It seemed like Frank was always successful. Frank was on our regional team when I was a pharmaceutical sales rep way too many years ago. He always hit the targets that earned him really nice annual sales trips. He and his wife Donna got to visit Paris, Rome, and virtually every tropical paradise on earth because of his sales success. It seemed like he never missed a trip, even when only 5% of the sales reps qualified. Frank was like a beacon, a lighthouse of success. If you wanted that kind of success in your life and in your work, you just had to be like Frank.
I’m not sure how much of my success and the success of others on the team was directly connected to the fact that we had Frank with us. But I believe it was a lot. He was right there for us to study, question, and imitate.
A Picture of Success
Frank decided at some point in his career that he enjoyed sales more than management and he chose to stay in the role he excelled in. I for one was glad that he hadn’t moved on, because he helped me understand exactly what good looked like, what was possible, and what I could work toward achieving.

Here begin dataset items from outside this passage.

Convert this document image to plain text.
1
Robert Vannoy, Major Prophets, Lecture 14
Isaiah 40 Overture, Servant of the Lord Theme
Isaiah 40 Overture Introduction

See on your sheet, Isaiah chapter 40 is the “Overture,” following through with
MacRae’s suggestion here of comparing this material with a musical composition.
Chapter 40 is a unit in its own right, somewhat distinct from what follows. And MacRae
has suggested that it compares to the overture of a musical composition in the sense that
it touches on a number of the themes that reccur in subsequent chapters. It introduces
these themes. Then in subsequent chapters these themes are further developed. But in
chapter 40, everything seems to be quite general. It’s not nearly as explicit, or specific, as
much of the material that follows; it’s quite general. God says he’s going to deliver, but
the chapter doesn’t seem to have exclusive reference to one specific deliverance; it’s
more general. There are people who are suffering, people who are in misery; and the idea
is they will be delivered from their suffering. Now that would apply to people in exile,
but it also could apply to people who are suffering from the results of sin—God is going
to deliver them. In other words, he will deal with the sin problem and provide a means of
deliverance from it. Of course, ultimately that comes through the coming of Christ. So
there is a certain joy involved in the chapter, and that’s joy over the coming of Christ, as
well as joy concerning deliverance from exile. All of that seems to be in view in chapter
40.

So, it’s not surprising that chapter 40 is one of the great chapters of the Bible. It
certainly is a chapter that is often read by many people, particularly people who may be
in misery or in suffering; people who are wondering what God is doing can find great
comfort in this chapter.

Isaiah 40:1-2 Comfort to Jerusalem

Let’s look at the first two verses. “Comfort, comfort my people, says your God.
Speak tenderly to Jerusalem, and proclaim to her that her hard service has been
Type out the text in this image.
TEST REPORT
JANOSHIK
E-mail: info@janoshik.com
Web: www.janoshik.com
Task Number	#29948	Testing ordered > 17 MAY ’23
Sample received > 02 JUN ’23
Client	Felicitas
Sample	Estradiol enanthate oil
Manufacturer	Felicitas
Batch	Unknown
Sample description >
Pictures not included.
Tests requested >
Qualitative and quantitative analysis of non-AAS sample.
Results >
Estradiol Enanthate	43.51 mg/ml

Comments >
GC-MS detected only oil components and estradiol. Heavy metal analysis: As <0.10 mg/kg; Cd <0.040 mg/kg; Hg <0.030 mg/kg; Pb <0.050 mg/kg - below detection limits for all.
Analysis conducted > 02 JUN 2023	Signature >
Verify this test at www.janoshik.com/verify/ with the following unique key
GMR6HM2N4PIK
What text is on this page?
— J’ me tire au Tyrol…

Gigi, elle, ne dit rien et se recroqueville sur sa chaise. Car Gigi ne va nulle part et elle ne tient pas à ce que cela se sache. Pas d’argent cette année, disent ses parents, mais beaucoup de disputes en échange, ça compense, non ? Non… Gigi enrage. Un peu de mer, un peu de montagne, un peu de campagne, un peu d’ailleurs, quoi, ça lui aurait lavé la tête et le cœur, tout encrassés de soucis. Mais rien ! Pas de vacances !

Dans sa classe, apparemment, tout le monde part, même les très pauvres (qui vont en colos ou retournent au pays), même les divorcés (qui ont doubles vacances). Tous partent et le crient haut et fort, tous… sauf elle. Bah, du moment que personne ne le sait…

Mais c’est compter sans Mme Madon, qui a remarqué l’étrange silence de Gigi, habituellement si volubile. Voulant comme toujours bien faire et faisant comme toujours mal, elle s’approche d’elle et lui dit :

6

Every team needs to have a picture of success in their mind and some kind of representative sample of possibilities. There’s a growing body of research that tells us when we see or hear about the success of others it can influence us to want to learn and improve as well.
This is probably not news. Most of us who have cared about succeeding at something have looked for examples of people who have done just that. It lets us know that success is possible and often even gives us a bit of a road map for how we might achieve that ourselves.
Share Success Stories with Your Team
Sometimes, as leaders though, we don’t ensure that our team explores those stories, examples or possibilities. If you observe a lot of meetings between managers and their teams, you will often see a focus on what the team is doing wrong, where the errors are, and what the manager thinks should change. Of course, those discussions might need to be a part of meetings sometimes, but are we as leaders also giving time to examples of what’s possible? Are we talking about what our best might look like, or where others have given us examples of tremendous success? How can we ensure that success stories also get heard along with the mistake, failure, or problem stories?
Help Your Team Find What's Possible
Here are three ideas that we can consider to help our team not only focus on what’s holding us back, but also what is right there in front of us to pursue.
Use at least a portion of meetings, emails, or other communications to focus on what’s possible.
You can even do this with questions such as “what does our best look like?” Or by asking, “What’s possible if we excel at this?” Or even, “who do you know or have heard about who has done this exceptionally well?” There may even be someone on the team (your own version of Frank) who consistently achieves success. We can help these people share their stories. We can ask them to talk about how they think, prepare, and work. Vision by the manager about what the future could hold for the team is important. Stories of actual success can contribute to helping others connect with that vision. Great leaders provide both.
Seek out examples of success that your team can study or learn about.
It’s easy these days to scour the internet, social media, books, or other resources that help your team spend more thought time on what’s possible, and even proven to be attainable. It’s really difficult for an employee in any role to focus on all the barriers to success when there are so many competing examples of overcoming those same barriers. Of course, they can insist that their geography, situation, product, job, etc. is special. They can say it’s more difficult or challenging than anyone else’s, but we can at least make their ability to do that harder. We get to decide, to some degree, to help them focus on the possibilities even if their pattern of behavior is to focus on the challenges. That can change their thinking and even change their behavioral patterns over time.
Build habits around discussing successes.
Look for consistent ways, like an email once a week, a way to start each meeting, or how you spend time in coaching conversations to explore successful examples and possibilities. It’s critical that we don’t read a blog post like this and say to ourselves, “Maybe I need to do more of that” without also saying to ourselves, “and here’s my plan for making that happen, including when and how I will begin.” Our habits as leaders determine far more of our success than our intentions. So we want to build consistent, repeatable ways to execute on insights we have, ideas we consider, and choices about what we do next.
Conclusion
We have an incredible amount of influence as leaders on how our team thinks and what they focus on. And that extends to what changes they believe are possible in their lives. Our job is to fully use that influence. Not to let it get swallowed up in mediocre meetings or repetitive, but not impactful, conversations. We get to reinvent our discussions based on what works, what helps, what causes positive change, and what creates a better future. That’s our own set of possibilities. And, we get to approach our leadership role like Frank approached his sales role. We too get to be more like Frank.